Zahlreiche Menschenrechtsverteidiger, die aus ihrem Wesen heraus ihr Recht in Anspruch genommen haben beispielsweise das Recht aus Meinung- und Organisationsfreiheit zu verteidigen, sitzen in Folge ungerechtfertigter Anklagen und der Haftbefehle, die im Rahmen solcher Verfahren erlassen wurden, in den Gefängnissen und sind nicht in der Lage sich gegen den Corona-Virus zu schützen. Während viele ihrer Grundrechte bereits verletzt wurden, ist in Folge der Pandemie nunmehr auch ihr Recht auf Leben gefährdet. Dass es Häftlinge gibt, die in Folge des Korona-Virus ihr Leben verloren haben, unterstreicht diese Gefahr und verstärkt die Befürchtung, dass die Prozesse, bei denen die Betroffenen weiterhin inhaftiert sind, zu Menschenrechtsverletzungen führen werden, deren Wiedergutmachung unmöglich ist. Und das, obwohl die Verfassung und internationale Abkommen den Staat dazu verpflichten, das Recht auf Leben und Gesundheit zu schützen.

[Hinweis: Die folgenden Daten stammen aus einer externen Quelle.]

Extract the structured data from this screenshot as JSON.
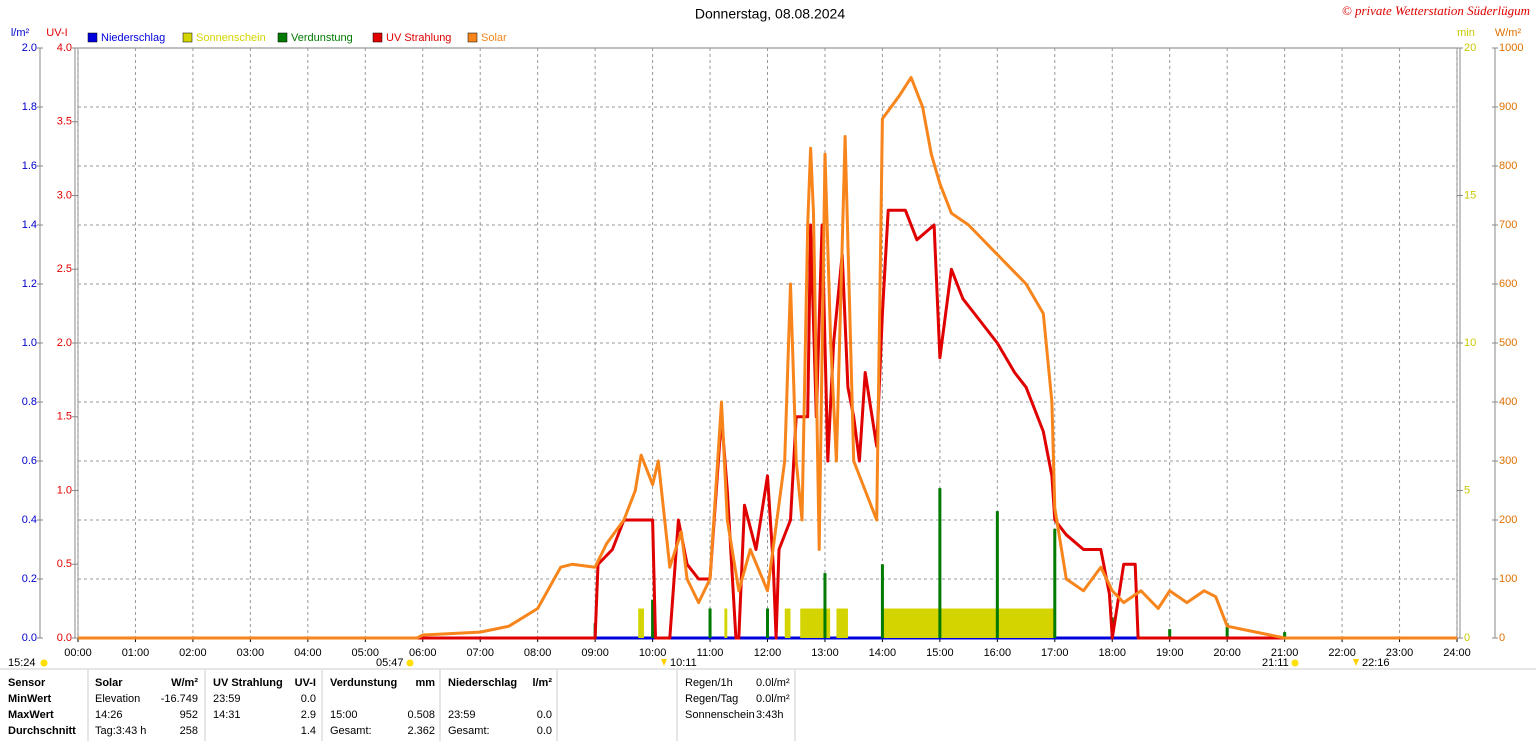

Der Europäische Gerichtshof für Menschenrechte entschied am 10. Dezember 2019, dass die Rechte von Osman Kavala, der seit November 2017 in Untersuchungshaft sitzt, auf Freiheit und Sicherheit verletzten worden seien und urteilte, dass er freigelassen werden müsse. Nachdem er am 18. Februar 2020 freigesprochen und seine Freilassung angeordnet worden ist, wurde Kavala erneut festgenommen und inhaftiert, am 9. März 2020 wurde ein erneuter Haftbefehl erlassen, so dass innerhalb dieser 900 Tage, an denen er nicht einen einzigen Tag frei war, drei Haftbefehle gegen ihn erlassen wurden. Es gibt gegen Kavala keinen Strafbeschluss und im Hinblick auf seine letzte Inhaftierung gibt es noch nicht einmal eine Anklageschrift. So werden er und viele andere Menschrechtsverteidiger unter Missachtung der Unschuldsvermutung in den Gefängnissen festgehalten.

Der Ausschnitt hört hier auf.